Gostaria de saber, por favor, se os títulos nobiliárquicos (duque, marquês, etc.) devem ser escritos a maiúscula.

Obrigado.

Resposta:

Relativamente ao uso de minúscula ou maiúscula iniciais em títulos de qualquer ordem, o Acordo Ortográfico da Língua Portuguesa de 19901 não é totalmente esclarecedor, pelo que se recomenda consultar a norma precedente, no Acordo Ortográfico de 1945 (conclusões complementares do Acordo de 1931). Este indica que se deve utilizar minúscula inicial em detrimento da maiúscula2 «nos nomes de cargos, postos ou dignidades, e nas palavras designativas de quaisquer títulos (exemplos: el-rei, o marquês de..., o presidente da República)». Os títulos nobiliárquicos, visto que não exercem função de nome próprio, devem ser escritos em minúscula, embora haja a tendência para usar a maiúscula como forma de respeito ou de realce.

Passo a citar a Base XIX do Acordo Ortográfico de 1990, onde se indica quando se deve usar minúscula inicial:

a) Ordinariamente, em todos os vocábulos da língua nos usos correntes.

b) Nos nomes dos dias, meses, estações do ano: segunda-feira; outubro; primavera.

c) Nos bibliónimos/bibliônimos (após o primeiro elemento, que é com maiúscula, os demais vocábulos podem ser escritos com minúscula, salvo nos nomes próprios nele contidos, tudo em grifo): O Senhor do Paço de Ninães, O Senhor do paço de Ninães, Menino de Engenho, Menino de engenho, Árvore e Tambor ou Árvore e tambor.

Pergunta:

Na região onde vivo, ouve-se muito dizer «Estou deserta» quando se está muito entusiasmada para que algo aconteça, «mal se possa esperar». Embora eu também o diga, não me parece correto e não encontrei nada que confirme o uso de deserta nesse sentido.

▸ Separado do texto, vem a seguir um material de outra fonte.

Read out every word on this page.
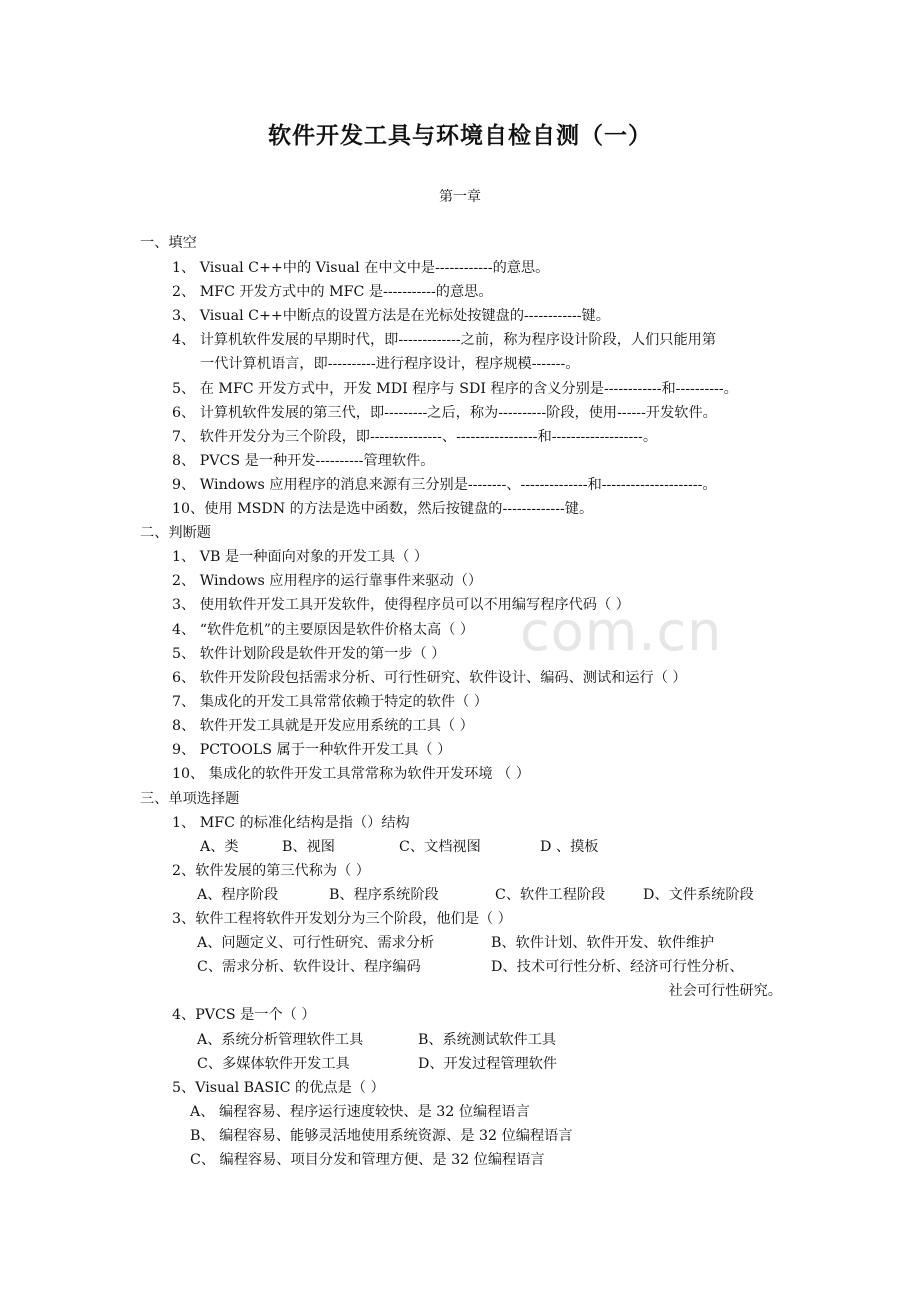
com.cn
软件开发工具与环境自检自测（一）
第一章
一、填空
1、 Visual C++中的 Visual 在中文中是------------的意思。
2、 MFC 开发方式中的 MFC 是-----------的意思。
3、 Visual C++中断点的设置方法是在光标处按键盘的------------键。
4、 计算机软件发展的早期时代，即-------------之前，称为程序设计阶段，人们只能用第
一代计算机语言，即----------进行程序设计，程序规模-------。
5、 在 MFC 开发方式中，开发 MDI 程序与 SDI 程序的含义分别是------------和----------。
6、 计算机软件发展的第三代，即---------之后，称为----------阶段，使用------开发软件。
7、 软件开发分为三个阶段，即---------------、-----------------和-------------------。
8、 PVCS 是一种开发----------管理软件。
9、 Windows 应用程序的消息来源有三分别是--------、--------------和---------------------。
10、使用 MSDN 的方法是选中函数，然后按键盘的-------------键。
二、判断题
1、 VB 是一种面向对象的开发工具（ ）
2、 Windows 应用程序的运行靠事件来驱动（）
3、 使用软件开发工具开发软件，使得程序员可以不用编写程序代码（ ）
4、 “软件危机”的主要原因是软件价格太高（ ）
5、 软件计划阶段是软件开发的第一步（ ）
6、 软件开发阶段包括需求分析、可行性研究、软件设计、编码、测试和运行（ ）
7、 集成化的开发工具常常依赖于特定的软件（ ）
8、 软件开发工具就是开发应用系统的工具（ ）
9、 PCTOOLS 属于一种软件开发工具（ ）
10、 集成化的软件开发工具常常称为软件开发环境 （ ）
三、单项选择题
1、 MFC 的标准化结构是指（）结构
A、类	B、视图	C、文档视图	D 、摸板
2、软件发展的第三代称为（ ）
A、程序阶段	B、程序系统阶段	C、软件工程阶段	D、文件系统阶段
3、软件工程将软件开发划分为三个阶段，他们是（ ）
A、问题定义、可行性研究、需求分析	B、软件计划、软件开发、软件维护
C、需求分析、软件设计、程序编码	D、技术可行性分析、经济可行性分析、
社会可行性研究。
4、PVCS 是一个（ ）
A、系统分析管理软件工具	B、系统测试软件工具
C、多媒体软件开发工具	D、开发过程管理软件
5、Visual BASIC 的优点是（ ）
A、 编程容易、程序运行速度较快、是 32 位编程语言
B、 编程容易、能够灵活地使用系统资源、是 32 位编程语言
C、 编程容易、项目分发和管理方便、是 32 位编程语言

Existe alguma razão para que a usemos assim?

Resposta:

O termo deserto (do latim desertus, -a, -um) é um adjetivo que significa geralmente «ermo, despovoado; pouco frequentado». Num registo informal (português de Portugal), «estar deserto» igualmente significa «impaciente» ou «desejoso» (cf. Dicionário Priberam da Língua Portuguesa), podendo deserto ser seguido das seguintes preposições: por («as crianças, desertas pelo recreio, não sossegavam...», dicionário da Academia das Ciências de Lisboa), de («estava deserto de que ele chegasse», idem – é possível omitir esta preposição antes de oração finita) e para («estava deserta para se ir embora», Dicionário Priberam). Em suma, o uso de deserto na aceção de «desejoso» é correto, desde que este adjetivo ocorra no registo linguístico adequado.